Mary Poppins proclaimed, “Well begun is half done,” when persuading her charges to clean up their nursery. For many people, that first step is by far the hardest.

Research by Chicago Booth PhD candidate Yanping Tu suggests that the more people view a task deadline as in the present, the more likely they are to start it. Conversely, they’re less apt to begin a job that seems to be part of the future. “The key step in getting things done is getting started,” she explains. “But that urgency, which is needed to actually work on a task, happens when that task is seen as part of a person’s present.”

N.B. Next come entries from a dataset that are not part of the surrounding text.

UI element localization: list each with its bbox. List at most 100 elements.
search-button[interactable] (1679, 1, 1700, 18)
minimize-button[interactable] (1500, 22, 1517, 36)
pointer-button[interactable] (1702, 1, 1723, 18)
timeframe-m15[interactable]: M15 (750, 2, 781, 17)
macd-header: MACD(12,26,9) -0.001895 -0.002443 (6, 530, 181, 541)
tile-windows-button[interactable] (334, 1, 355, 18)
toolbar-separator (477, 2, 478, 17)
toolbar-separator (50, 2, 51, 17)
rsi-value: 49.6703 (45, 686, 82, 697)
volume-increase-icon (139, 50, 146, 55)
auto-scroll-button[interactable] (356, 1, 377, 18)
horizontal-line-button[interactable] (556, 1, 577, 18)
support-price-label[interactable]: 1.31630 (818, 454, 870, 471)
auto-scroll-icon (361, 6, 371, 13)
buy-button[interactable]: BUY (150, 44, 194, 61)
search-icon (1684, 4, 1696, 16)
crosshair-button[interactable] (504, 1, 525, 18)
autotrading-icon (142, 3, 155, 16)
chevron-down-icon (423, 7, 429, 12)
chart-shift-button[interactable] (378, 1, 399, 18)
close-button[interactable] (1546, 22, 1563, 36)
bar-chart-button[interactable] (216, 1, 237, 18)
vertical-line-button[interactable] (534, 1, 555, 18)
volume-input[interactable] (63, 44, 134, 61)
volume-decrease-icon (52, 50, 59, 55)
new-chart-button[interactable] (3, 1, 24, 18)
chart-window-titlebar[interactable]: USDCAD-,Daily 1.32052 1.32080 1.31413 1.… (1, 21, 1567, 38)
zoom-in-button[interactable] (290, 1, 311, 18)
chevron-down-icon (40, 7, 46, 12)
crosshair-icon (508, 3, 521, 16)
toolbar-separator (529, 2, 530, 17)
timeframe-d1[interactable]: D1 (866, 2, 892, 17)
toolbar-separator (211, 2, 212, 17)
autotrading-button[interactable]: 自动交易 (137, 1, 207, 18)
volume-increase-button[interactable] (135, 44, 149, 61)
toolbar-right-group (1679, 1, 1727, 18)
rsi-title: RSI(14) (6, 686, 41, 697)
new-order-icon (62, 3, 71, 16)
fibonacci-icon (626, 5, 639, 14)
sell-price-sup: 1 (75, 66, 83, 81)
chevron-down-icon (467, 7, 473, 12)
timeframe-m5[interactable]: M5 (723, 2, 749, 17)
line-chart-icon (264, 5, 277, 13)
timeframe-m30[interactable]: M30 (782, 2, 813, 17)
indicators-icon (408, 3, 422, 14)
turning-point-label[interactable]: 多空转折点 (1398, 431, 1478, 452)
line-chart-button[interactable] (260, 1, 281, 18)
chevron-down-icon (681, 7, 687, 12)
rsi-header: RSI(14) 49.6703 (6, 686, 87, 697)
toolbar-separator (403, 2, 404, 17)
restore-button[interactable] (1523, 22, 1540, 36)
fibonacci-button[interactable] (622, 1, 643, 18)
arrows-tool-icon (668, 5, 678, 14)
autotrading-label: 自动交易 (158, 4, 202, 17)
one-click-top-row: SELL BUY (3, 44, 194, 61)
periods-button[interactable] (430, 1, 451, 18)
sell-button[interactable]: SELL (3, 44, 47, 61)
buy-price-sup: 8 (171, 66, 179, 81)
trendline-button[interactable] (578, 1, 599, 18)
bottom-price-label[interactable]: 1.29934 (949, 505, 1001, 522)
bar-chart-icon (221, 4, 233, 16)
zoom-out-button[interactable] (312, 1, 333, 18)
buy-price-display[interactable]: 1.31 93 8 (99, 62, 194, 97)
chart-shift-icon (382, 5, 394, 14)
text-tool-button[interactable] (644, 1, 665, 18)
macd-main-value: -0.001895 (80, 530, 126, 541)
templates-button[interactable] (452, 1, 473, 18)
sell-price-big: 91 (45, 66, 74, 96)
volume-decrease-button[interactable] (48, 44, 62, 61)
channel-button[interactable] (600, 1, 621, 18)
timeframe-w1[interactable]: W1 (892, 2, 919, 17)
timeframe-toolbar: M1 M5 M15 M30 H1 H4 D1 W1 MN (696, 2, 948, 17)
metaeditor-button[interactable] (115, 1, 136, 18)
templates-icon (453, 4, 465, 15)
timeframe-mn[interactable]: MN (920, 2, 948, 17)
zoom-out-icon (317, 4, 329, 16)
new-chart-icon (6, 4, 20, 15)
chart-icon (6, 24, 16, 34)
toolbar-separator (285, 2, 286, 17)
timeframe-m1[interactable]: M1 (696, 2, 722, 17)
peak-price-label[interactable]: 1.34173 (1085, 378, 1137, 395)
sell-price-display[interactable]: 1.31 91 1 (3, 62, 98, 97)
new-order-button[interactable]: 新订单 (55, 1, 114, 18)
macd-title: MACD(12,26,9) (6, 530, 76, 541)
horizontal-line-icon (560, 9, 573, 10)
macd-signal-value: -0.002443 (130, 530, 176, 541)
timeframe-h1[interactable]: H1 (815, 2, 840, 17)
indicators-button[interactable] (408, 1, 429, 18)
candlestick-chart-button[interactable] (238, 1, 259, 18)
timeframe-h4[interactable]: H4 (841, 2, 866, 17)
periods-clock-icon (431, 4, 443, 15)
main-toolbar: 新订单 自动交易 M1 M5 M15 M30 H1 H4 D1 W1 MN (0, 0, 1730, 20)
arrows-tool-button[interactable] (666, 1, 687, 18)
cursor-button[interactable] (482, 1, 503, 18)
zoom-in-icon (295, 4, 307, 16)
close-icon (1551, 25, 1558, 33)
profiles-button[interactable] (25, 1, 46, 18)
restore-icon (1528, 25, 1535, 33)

Tu and her coauthor, Dilip Soman of University of Toronto’s Rotman School of Management, conducted five studies to determine the relationship between the way people categorize time and their propensity to start a task. Among their findings: study participants began a job sooner when a deadline fell on the same day of the week as the current day, which made the finishing date seem more like the present. They started projects more quickly when the due dates fell in the same month rather than in the next month, even if the amount of time granted to complete the assignments was the same. And when looking back on a deadline, they remembered it as being closer to the current day if the researchers showed the current day and the deadline day in boxes of the same color rather than in different colors.

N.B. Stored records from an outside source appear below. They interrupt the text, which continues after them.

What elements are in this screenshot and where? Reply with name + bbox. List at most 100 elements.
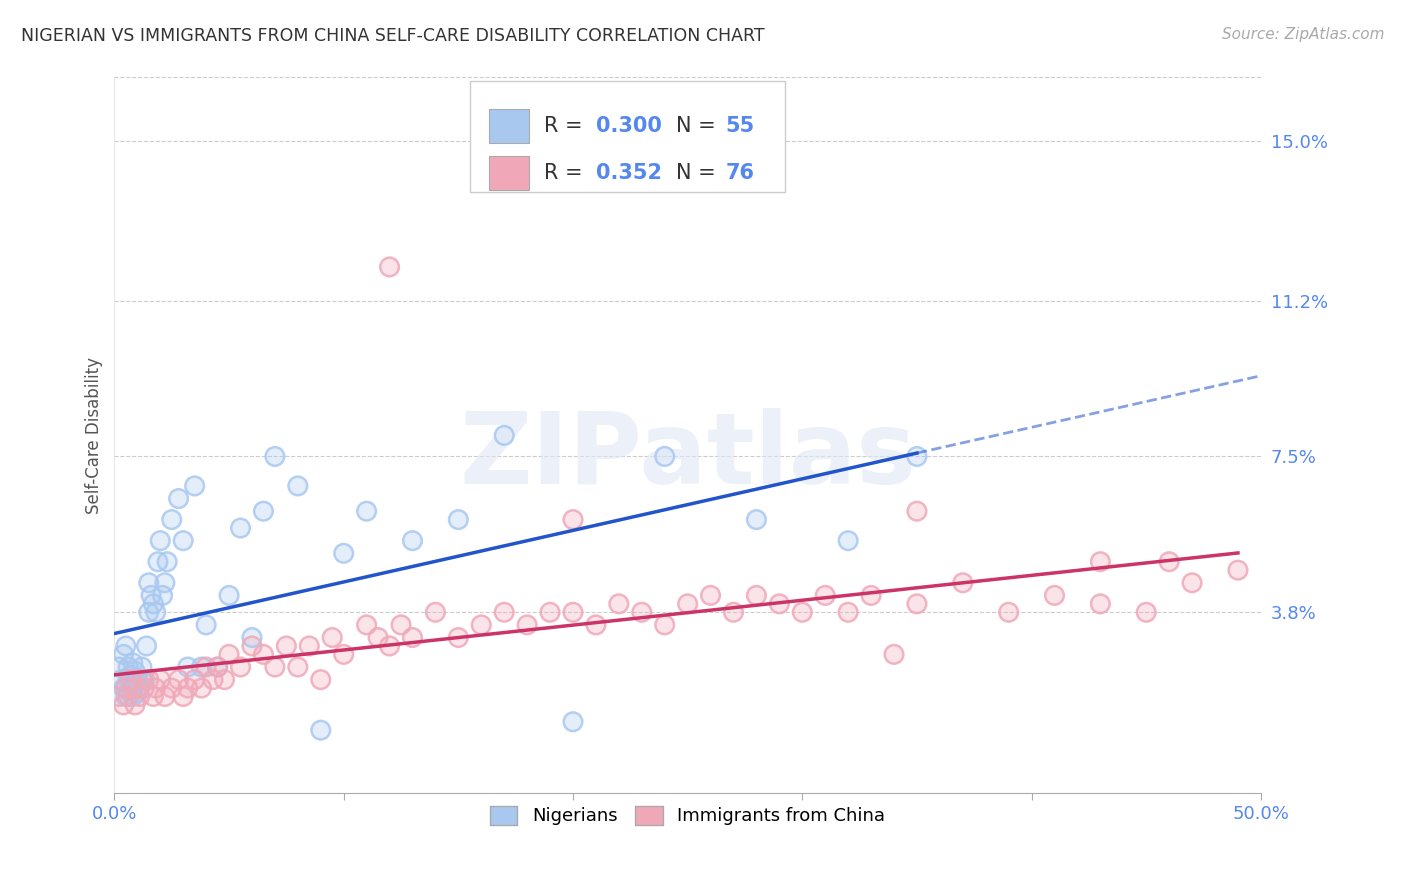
Point — [160, 513, 183, 527]
Point — [309, 673, 332, 687]
Point — [401, 631, 423, 645]
Text: NIGERIAN VS IMMIGRANTS FROM CHINA SELF-CARE DISABILITY CORRELATION CHART: NIGERIAN VS IMMIGRANTS FROM CHINA SELF-C… — [21, 27, 765, 45]
Point — [905, 597, 928, 611]
Point — [252, 648, 274, 662]
Point — [745, 589, 768, 603]
Point — [195, 660, 218, 674]
Point — [883, 648, 905, 662]
Point — [214, 673, 236, 687]
Point — [134, 673, 156, 687]
Point — [425, 605, 447, 619]
Point — [538, 605, 561, 619]
Point — [134, 673, 156, 687]
Point — [167, 491, 190, 506]
Point — [240, 639, 263, 653]
Point — [562, 605, 585, 619]
Point — [447, 513, 470, 527]
Point — [298, 639, 321, 653]
Point — [367, 631, 389, 645]
Point — [153, 690, 176, 704]
Point — [124, 664, 146, 678]
Point — [1090, 597, 1112, 611]
Point — [120, 681, 142, 695]
Point — [470, 618, 492, 632]
Point — [131, 673, 153, 687]
Point — [195, 660, 218, 674]
Point — [494, 605, 516, 619]
Point — [837, 533, 859, 548]
Point — [1181, 575, 1204, 590]
Point — [207, 660, 229, 674]
Point — [149, 673, 172, 687]
Point — [309, 723, 332, 738]
Point — [138, 605, 160, 619]
Point — [229, 660, 252, 674]
Point — [676, 597, 699, 611]
Point — [115, 639, 138, 653]
Point — [138, 575, 160, 590]
Point — [309, 723, 332, 738]
Point — [214, 673, 236, 687]
Point — [389, 618, 412, 632]
Point — [127, 681, 149, 695]
Point — [127, 681, 149, 695]
Point — [494, 428, 516, 442]
Point — [201, 673, 224, 687]
Point — [131, 660, 153, 674]
Point — [172, 690, 194, 704]
Point — [121, 690, 143, 704]
Point — [124, 698, 146, 712]
Point — [108, 660, 131, 674]
Point — [218, 648, 240, 662]
Point — [120, 668, 142, 682]
Point — [115, 690, 138, 704]
Text: 0.300: 0.300 — [596, 116, 662, 136]
Point — [183, 673, 205, 687]
Point — [145, 605, 167, 619]
Point — [112, 648, 135, 662]
Point — [905, 597, 928, 611]
Point — [153, 690, 176, 704]
Point — [860, 589, 883, 603]
Point — [562, 605, 585, 619]
Point — [135, 639, 157, 653]
Point — [124, 698, 146, 712]
Point — [837, 605, 859, 619]
Point — [252, 648, 274, 662]
Point — [252, 504, 274, 518]
Point — [110, 673, 132, 687]
Point — [120, 681, 142, 695]
Point — [264, 660, 287, 674]
Point — [332, 648, 354, 662]
Point — [562, 513, 585, 527]
Point — [745, 513, 768, 527]
Point — [287, 660, 309, 674]
Point — [160, 681, 183, 695]
Point — [356, 618, 378, 632]
Point — [997, 605, 1019, 619]
Point — [1159, 555, 1181, 569]
Point — [201, 673, 224, 687]
Point — [124, 677, 146, 691]
Point — [1043, 589, 1066, 603]
Point — [905, 450, 928, 464]
Point — [156, 555, 179, 569]
Text: N =: N = — [676, 163, 723, 183]
Point — [108, 690, 131, 704]
Point — [124, 664, 146, 678]
Point — [183, 479, 205, 493]
Point — [332, 546, 354, 560]
Point — [447, 513, 470, 527]
Point — [177, 660, 200, 674]
Y-axis label: Self-Care Disability: Self-Care Disability — [86, 357, 103, 514]
Point — [1226, 563, 1249, 577]
Point — [138, 575, 160, 590]
Point — [321, 631, 343, 645]
Point — [494, 428, 516, 442]
Point — [127, 673, 149, 687]
Point — [229, 521, 252, 535]
Point — [138, 673, 160, 687]
Point — [607, 597, 630, 611]
Point — [172, 533, 194, 548]
Point — [792, 605, 814, 619]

In another study, in rural India, 295 male farmers were told in either June or July 2010 that if they managed to save 5,000 rupees within six months, they would receive a financial bonus. Tu and Soman then gave the farmers an opportunity to either open a savings account immediately, or wait and open one at a local bank branch later.

They find that farmers with deadlines in December 2010 were more likely to immediately open the account, because the deadline appeared to be in the present. On the other hand, those with deadlines in January 2011 saw saving as something that would take place in the future, so they felt less urgency to get started. Even though the deadlines were only a month apart, the jump to the new year made the cutoff point seem distant.

In a separate study, the researchers used two calendars, one with the same background color for the entire week, and the second with one background color for the weekdays and another for the weekends. Forty-two undergraduates at the University of Toronto were given a task on a Tuesday that needed to be completed on Saturday. Participants were more likely to begin the task when the week was shown all in one color than when it was divided into two colors.

“When people are busy, they have to figure out if something needs to be done right away or whether it can be done later,” Tu said. “We only categorize those things we don’t have enough of.” People who believe they have plenty of time simply do not feel any impetus to start a task, even when a due date is actually looming.

If teachers want their students to complete an assignment, or managers need employees to finish a task, it might help to give them a sense of busyness so that they will categorize their time, Tu says. “After that, they may be more likely to get started if we assign tasks in a way that makes them seem like the present, not in a way that makes them seem like part of the future.”